Capone had been in Florida at the time of the massacre and upon hearing the news he publicly stated, “The only man who kills like that is Bugs Moran.” At the same time, Moran was proclaiming, “Only Capone kills guys like that.”
Al Capone was never arrested for the crimes, nor were the mysterious gunmen ever identified. Instead, he was blandly indicted for tax evasion some years later and spent seven years in prison, only to be released to retire in Florida where he died from syphilis in 1947. No one will probably ever know who the actual shooters were, but one of them was probably Machine Gun McGurn, one of Capone’s most trusted men.
Moran, of course, was right – Capone had been behind the killings. Some would argue that the St. Valentine’s Day Massacre is not noteworthy as a gangland murder (these syndicate ‘hits’ were common throughout the 1920s, especially in Chicago). Some believe that these murders are so special because of the effect they had on the general public, and the outrage that followed emphatically demanded that something had to be done. Ironically, it is possible that the St. Valentine’s Day Massacre marks the beginning of the end for Al Capone and his empire. He’d gone too far, authorities were outraged, and even his interested (if not all-out adoring) public had lost their attraction to him and his mystique. Capone had finally overstepped his bounds, and had mortally wounded not only Bugs Moran’s gang but his own as well, if indirectly.
In 1967 the famous garage that was home to the massacre was demolished. However, the bricks from the bullet-marked rear wall were purchased and saved by a Canadian businessman. In 1972 he opened a nightclub with a Roaring 20’s theme and rebuilt the bullet-ridden wall as an attraction. The club continued to operate for a few years and when it closed, the owner placed the bricks into storage. He then offered them for sale with a written account of the massacre. He sold the bricks for $1000 each, but soon found that he was getting back as many as he sold. It seemed that anyone who bought one of the bricks was suddenly stricken with bad luck.

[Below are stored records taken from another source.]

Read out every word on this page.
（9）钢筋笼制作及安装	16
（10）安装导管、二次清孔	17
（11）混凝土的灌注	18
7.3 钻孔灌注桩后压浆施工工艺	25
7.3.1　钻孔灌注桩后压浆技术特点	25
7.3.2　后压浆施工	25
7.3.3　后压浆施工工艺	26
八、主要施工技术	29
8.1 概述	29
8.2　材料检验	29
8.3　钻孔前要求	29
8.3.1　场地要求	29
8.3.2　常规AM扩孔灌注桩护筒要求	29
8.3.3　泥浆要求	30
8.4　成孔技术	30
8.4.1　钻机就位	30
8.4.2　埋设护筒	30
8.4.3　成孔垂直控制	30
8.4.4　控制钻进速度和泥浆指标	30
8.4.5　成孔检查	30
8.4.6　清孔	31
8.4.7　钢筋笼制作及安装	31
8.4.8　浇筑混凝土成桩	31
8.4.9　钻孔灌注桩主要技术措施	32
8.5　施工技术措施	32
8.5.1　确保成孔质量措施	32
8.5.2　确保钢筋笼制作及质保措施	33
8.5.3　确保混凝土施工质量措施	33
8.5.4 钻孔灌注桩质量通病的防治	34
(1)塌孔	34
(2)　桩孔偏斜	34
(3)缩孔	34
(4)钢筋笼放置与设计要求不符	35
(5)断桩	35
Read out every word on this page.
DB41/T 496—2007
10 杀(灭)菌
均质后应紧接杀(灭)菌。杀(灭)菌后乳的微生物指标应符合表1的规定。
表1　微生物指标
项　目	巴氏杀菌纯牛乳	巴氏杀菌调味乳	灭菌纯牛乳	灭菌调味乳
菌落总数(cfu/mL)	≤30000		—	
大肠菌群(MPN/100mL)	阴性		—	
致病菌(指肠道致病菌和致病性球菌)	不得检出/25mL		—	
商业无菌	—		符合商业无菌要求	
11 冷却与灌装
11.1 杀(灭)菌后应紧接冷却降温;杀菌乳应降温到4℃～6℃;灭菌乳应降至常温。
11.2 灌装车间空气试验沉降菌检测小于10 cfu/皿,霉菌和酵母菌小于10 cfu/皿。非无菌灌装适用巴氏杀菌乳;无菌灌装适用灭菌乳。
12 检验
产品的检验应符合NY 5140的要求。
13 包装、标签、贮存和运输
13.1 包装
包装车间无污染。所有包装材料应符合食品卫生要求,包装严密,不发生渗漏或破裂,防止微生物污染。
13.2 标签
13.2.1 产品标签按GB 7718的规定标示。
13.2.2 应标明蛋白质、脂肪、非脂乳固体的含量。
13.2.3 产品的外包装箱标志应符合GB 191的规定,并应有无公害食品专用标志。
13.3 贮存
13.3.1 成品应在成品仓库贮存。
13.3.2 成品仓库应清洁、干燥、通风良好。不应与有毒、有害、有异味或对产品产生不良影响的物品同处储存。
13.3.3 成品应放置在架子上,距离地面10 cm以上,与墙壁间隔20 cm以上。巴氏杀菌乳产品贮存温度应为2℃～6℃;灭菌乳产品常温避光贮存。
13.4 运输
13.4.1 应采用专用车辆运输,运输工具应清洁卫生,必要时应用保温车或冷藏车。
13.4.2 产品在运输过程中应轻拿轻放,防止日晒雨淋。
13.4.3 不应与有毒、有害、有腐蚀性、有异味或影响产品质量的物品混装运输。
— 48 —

According to the stories, the bricks themselves had somehow been infested with the negative energy of the massacre. Whatever the legend of the bricks themselves, and whether or not they have been “haunted” by what happened, there is little doubt about the site on Clark Street itself. Even today, people walking along the street at night have reported the sounds of screams and machine guns. Those who are accompanied by dogs report their share of strangeness too. Animals appear to be especially bothered by this piece of lawn, sometimes barking and howling, sometimes whining in fear.
The building itself is long-gone, but the area is marked as a fenced-off lawn that belongs to the nearby nursing home. Five trees are scattered along the lawn in a line, the one in the middle marking the location where the rear wall once stood. Visit the spot yourself – you might just hear the events of that Valentine’s Day so many years ago!